Today, the talk was about Pearl Andrew's ninety-seventh birthday party and a hundred other really vital things.

"Don't you know them grandkids from Ohio turned up for the weekend?" somebody said.

"Cecil Phillips got home from squirrel huntin' Sad-day. Cleanin' his shotgun like always. Dern thang went off. Sent a spray a buckshot through his livin' room ceiling. Leola was settin' on the throne in the upstairs john. Heard she got a mess a pellets in her bottom."

"Heh. Heh," someone said. "Bet it's a three-dawg night at Cecil's."

"You said it. Leola's backside was burnt, but I heard the toilet took most of the shot."

"Do say?"

"Lucky for her."

"You said it! Her bottom was spared most of the buckshot."

"Guess Leola's fin'ly got that new bathroom she's been pining for."

"Yep. And Cecil's got the outhouse! Heh. Heh. It goes with the dawg house, ya know. Kinda like a set!"

From their conversations, Beanie learned that Reece Melborn's beagle pups would soon be ready for adoption, three girls and four boys. 

Lucky seven, and more beautiful beagles had never been born on the mountain according to Reece.

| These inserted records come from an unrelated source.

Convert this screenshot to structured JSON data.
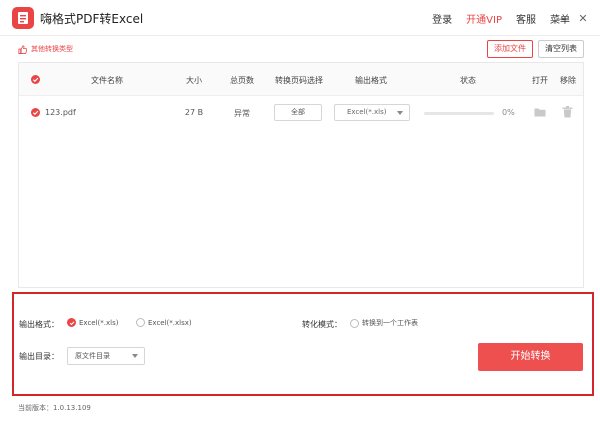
{
  "app": {
    "title": "嗨格式PDF转Excel",
    "menu": {
      "login": "登录",
      "vip": "开通VIP",
      "service": "客服",
      "menu": "菜单"
    },
    "window_controls": {
      "minimize": "—",
      "close": "✕"
    }
  },
  "toolbar": {
    "other_types": "其他转换类型",
    "add_file": "添加文件",
    "clear_list": "清空列表"
  },
  "table": {
    "headers": {
      "filename": "文件名称",
      "size": "大小",
      "pages": "总页数",
      "range": "转换页码选择",
      "format": "输出格式",
      "status": "状态",
      "open": "打开",
      "remove": "移除"
    },
    "rows": [
      {
        "name": "123.pdf",
        "size": "27 B",
        "pages": "异常",
        "range": "全部",
        "format": "Excel(*.xls)",
        "progress": 0,
        "progress_text": "0%"
      }
    ]
  },
  "settings": {
    "output_format_label": "输出格式：",
    "format_options": [
      "Excel(*.xls)",
      "Excel(*.xlsx)"
    ],
    "selected_format": "Excel(*.xls)",
    "convert_mode_label": "转化模式：",
    "convert_mode_option": "转换到一个工作表",
    "output_dir_label": "输出目录：",
    "output_dir_value": "原文件目录",
    "start_button": "开始转换"
  },
  "footer": {
    "version": "当前版本：1.0.13.109"
  },
  "colors": {
    "accent": "#e94545",
    "highlight_border": "#d2262a"
  }
}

Beanie gleaned information like steel in a magnetic field. The reason was simple. In HopeRockCounty, Beanie was invisible. Not in the real physical sense of the word but in the practical sense.

It was the same whether he was positioned at the edge of the woods waiting for a funeral to be over so he could finish covering the grave or if he was sitting on a bench outside of Brinkley's Garage. Most people just did not see him.